With regard to the individual components of the NEAT model, the positive association of mTOR with overall survival was the strongest, most significant feature and was also found in univariate analysis of an overlapping cohort. The mTOR pathway is an important mediator of RTK growth signalling [41]. Improved prognosis associated with elevated mTOR in NEAT suggests that tumours dependent upon mTOR have enhanced sensitivity to sunitinib. Therefore, sunitinib may act directly on tumour cells to inhibit mccRCC growth, consistent with results in ovarian cancer that VEGF stimulates the mTOR pathway [42]. Additionally, the mTORC1 complex, which includes mTOR, exerts negative feedback on RTKs to suppress proliferation and survival [41]; this negative feedback could enhance therapeutic RTK inhibition by sunitinib. Notably, mTOR inhibitors are currently in clinical use (for example, everolimus), possibly in conjunction with sunitinib or similar agents.

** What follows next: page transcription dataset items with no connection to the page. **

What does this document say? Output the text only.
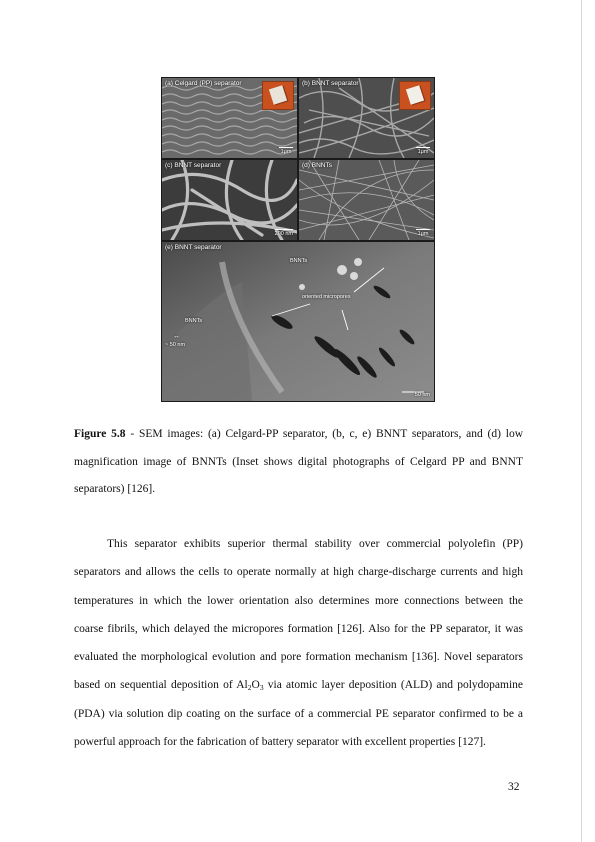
(a) Celgard (PP) separator
1μm
(b) BNNT separator
1μm
(c) BNNT separator
200 nm
(d) BNNTs
1μm
(e) BNNT separator
BNNTs
oriented micropores
BNNTs
↔
~ 50 nm
50 nm
Figure 5.8 - SEM images: (a) Celgard-PP separator, (b, c, e) BNNT separators, and (d) low magnification image of BNNTs (Inset shows digital photographs of Celgard PP and BNNT separators) [126].
This separator exhibits superior thermal stability over commercial polyolefin (PP) separators and allows the cells to operate normally at high charge-discharge currents and high temperatures in which the lower orientation also determines more connections between the coarse fibrils, which delayed the micropores formation [126]. Also for the PP separator, it was evaluated the morphological evolution and pore formation mechanism [136]. Novel separators based on sequential deposition of $Al_2O_3$ via atomic layer deposition (ALD) and polydopamine (PDA) via solution dip coating on the surface of a commercial PE separator confirmed to be a powerful approach for the fabrication of battery separator with excellent properties [127].
32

Our results suggest caution in co-treating with mTOR inhibitors and sunitinib, resonating with the poor performance of everolimus followed by sunitinib in the RECORD-3 trial [43]. Consistent with previous results, for example [44, 45], a significant negative association with survival was identified for N-cadherin, a canonical marker of epithelial to mesenchymal transition. Additionally, N-cadherin is expressed by endothelial cells and so may also represent a surrogate for vascularisation [46]. Age is a known RCC prognostic factor that was not selected for the IMDC score [3, 47, 48]. Our analysis took age as continuous values, which may partly explain selection of this variable for the NEAT model and not in the IMDC analysis, which dichotomised age at 60 years [49]. The IMDC score was not selected by our machine learning approach which implies that, in the development cohort, prognostic information captured by the IMDC score overlaps with that provided by the NEAT variables. High EPCAM expression is also associated with poor prognosis in NEAT and multiple cancers [50, 51], although reports link EPCAM with better prognosis in localised RCC; see, for example, [52, 53]. The contrasting association with survival for EPCAM in NEAT may be due to differences between advanced and localised ccRCC, technologies used and context-specific function, for example, in signal transduction by nuclear localisation of the cleaved intracellular domain [54].

Conclusions

Multiregion sampling to capture mccRCC grade diversity enabled investigation of ITH impact on risk stratification with a novel protein-based prognostic model, NEAT (N-Cadherin, EPCAM, Age, mTOR). NEAT compares well with established clinico-pathological scores on a geographically separate independent validation cohort who received current standard therapy. Results show that evaluation or attempted use of any molecular prognostic and predictive methods with few tumour samples will lead to variable performance and low reproducibility. We demonstrate parameters (tumour coverage, size, grade) that may be used to inform sampling in order to enhance biomarker reproducibility, and results underline the critical importance of addressing heterogeneity to realise the promise of molecular stratification approaches. Through studies such as TRACERx [55], we anticipate that extensive multiregion sampling will become standard procedure for discovery and validation of molecular diagnostics across a range of cancer types.

Recommendations arising from our research include the following: (1) biomarker validation studies should implement tumour sampling protocols that match as closely as possible to the discovery work; (2) clinical biomarker research and ultimately front-line diagnostic approaches may benefit from greater tumour sampling rates; (3) clinical parameters (including tumour grade, size, coverage) can guide sample selection, and investigation of additional parameters to inform sampling may be useful; (4) optimisation of tumour sampling rate and sample selection protocols are important research areas to enable advances in stratified cancer medicine.